SQL Performance Disasters: Your DBA Just Wants to Help
Your DBA just wants to help. And when you're working with large sets of data - or any sets of data, really - sometimes that's the help you need, because small mistakes can quickly balloon into large ones. Shaun M. Thomas illustrates the idea in this recent post with an example of a fairly simple insert job of a basic dataset using a script written in Python. The problem, Thomas says, is that conventional programming wisdom can sometimes lead you astray, and may not translate into database work as cleanly as one might hope:
Ever since I changed my career from programming to database work, I’ve still occasionally dabbled in my former craft. As such, I believe I can say this with a fair amount of accuracy: programmers don’t understand databases.
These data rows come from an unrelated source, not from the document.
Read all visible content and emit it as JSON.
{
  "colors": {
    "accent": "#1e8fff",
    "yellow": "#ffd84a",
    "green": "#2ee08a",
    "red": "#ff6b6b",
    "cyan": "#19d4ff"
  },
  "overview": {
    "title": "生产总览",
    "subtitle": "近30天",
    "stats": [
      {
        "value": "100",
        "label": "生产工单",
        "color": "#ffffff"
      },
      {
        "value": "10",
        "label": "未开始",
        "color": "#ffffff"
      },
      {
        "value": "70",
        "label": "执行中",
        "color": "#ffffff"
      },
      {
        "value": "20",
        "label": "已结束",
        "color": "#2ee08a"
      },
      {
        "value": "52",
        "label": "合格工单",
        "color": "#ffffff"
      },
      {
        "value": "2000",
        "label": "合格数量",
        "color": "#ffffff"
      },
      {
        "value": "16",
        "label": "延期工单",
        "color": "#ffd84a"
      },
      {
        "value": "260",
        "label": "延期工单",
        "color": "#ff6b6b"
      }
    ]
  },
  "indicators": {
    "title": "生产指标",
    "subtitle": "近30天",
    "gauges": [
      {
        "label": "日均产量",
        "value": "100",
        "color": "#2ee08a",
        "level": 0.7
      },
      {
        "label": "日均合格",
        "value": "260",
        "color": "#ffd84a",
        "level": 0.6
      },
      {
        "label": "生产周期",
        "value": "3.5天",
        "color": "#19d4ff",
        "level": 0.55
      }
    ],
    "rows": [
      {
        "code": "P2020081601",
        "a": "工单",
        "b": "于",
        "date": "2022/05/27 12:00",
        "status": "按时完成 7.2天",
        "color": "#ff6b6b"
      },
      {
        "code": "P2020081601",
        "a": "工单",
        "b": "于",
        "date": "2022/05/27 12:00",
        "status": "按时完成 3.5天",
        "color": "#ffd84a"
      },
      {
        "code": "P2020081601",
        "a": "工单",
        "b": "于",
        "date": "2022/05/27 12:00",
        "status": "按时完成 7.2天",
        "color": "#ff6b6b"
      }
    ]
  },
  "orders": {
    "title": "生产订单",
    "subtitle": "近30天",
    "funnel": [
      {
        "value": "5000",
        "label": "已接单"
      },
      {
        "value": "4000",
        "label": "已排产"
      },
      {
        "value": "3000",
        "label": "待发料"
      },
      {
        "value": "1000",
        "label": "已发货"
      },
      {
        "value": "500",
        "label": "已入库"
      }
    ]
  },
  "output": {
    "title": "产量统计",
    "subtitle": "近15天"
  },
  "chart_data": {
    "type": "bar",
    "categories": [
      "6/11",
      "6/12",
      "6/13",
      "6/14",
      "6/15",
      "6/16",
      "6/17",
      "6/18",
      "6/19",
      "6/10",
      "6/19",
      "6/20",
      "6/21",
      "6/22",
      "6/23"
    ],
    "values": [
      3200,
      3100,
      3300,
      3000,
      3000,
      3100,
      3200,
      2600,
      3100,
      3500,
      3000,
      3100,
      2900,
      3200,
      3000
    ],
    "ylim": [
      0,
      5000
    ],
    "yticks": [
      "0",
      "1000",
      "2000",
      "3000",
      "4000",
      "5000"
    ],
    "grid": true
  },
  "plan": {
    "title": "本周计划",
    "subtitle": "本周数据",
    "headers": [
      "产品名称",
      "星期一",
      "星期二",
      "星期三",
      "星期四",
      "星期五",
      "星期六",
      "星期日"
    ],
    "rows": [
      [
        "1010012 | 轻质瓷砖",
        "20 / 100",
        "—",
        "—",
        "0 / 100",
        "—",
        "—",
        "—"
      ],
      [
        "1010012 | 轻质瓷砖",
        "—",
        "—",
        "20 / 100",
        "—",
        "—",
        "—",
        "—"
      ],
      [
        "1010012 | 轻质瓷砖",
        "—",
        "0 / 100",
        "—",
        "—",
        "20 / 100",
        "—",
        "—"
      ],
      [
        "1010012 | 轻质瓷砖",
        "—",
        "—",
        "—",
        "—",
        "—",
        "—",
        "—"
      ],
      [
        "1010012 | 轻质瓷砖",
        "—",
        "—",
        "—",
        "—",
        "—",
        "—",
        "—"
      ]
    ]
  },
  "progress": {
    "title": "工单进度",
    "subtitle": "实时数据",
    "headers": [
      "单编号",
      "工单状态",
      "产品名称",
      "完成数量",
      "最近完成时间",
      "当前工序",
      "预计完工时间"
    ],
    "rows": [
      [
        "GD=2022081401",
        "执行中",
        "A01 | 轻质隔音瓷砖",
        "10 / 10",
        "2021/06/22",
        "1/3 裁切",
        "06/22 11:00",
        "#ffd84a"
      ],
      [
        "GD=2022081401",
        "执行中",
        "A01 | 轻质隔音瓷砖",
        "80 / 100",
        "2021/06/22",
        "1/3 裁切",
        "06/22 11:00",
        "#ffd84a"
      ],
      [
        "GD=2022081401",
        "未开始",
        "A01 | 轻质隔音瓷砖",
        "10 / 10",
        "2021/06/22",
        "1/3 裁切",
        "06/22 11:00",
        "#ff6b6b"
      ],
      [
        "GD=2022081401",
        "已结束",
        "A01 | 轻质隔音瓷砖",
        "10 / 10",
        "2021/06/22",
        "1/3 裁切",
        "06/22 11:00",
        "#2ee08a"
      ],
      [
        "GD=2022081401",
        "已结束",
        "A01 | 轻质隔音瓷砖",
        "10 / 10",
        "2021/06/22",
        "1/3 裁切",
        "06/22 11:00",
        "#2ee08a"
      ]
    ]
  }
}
Thomas then demonstrates a couple of ways to handle this import job and measures the performance changes between them. Finally, however, he arrives at one scenario in which each insert takes place in a separate transaction - a realistic possibility for some ORMs, or for an inexperienced or naive developer, Thomas says - and performance is suddenly reduced by 250 times.
Mistakes are easy to make, particularly for a developer who is not necessarily trained in the specifics of a database and knowledgeable when it comes to the nuances of optimization. But that's where DBAs come in, Thomas says:
If my database is being abused, it’s my job as a DBA to try and alleviate the situation any way I can. Sometimes, that means telling people what they’re doing wrong, and how they can fix it. I certainly didn’t know all of this ten years ago when I was primarily a coder. But I would have appreciated being pointed in the right direction by someone with more experience in the field.
It's a good thing to keep in mind: nobody knows everything, and nobody needs to. At least developers working with relational databases have DBAs to help them, right?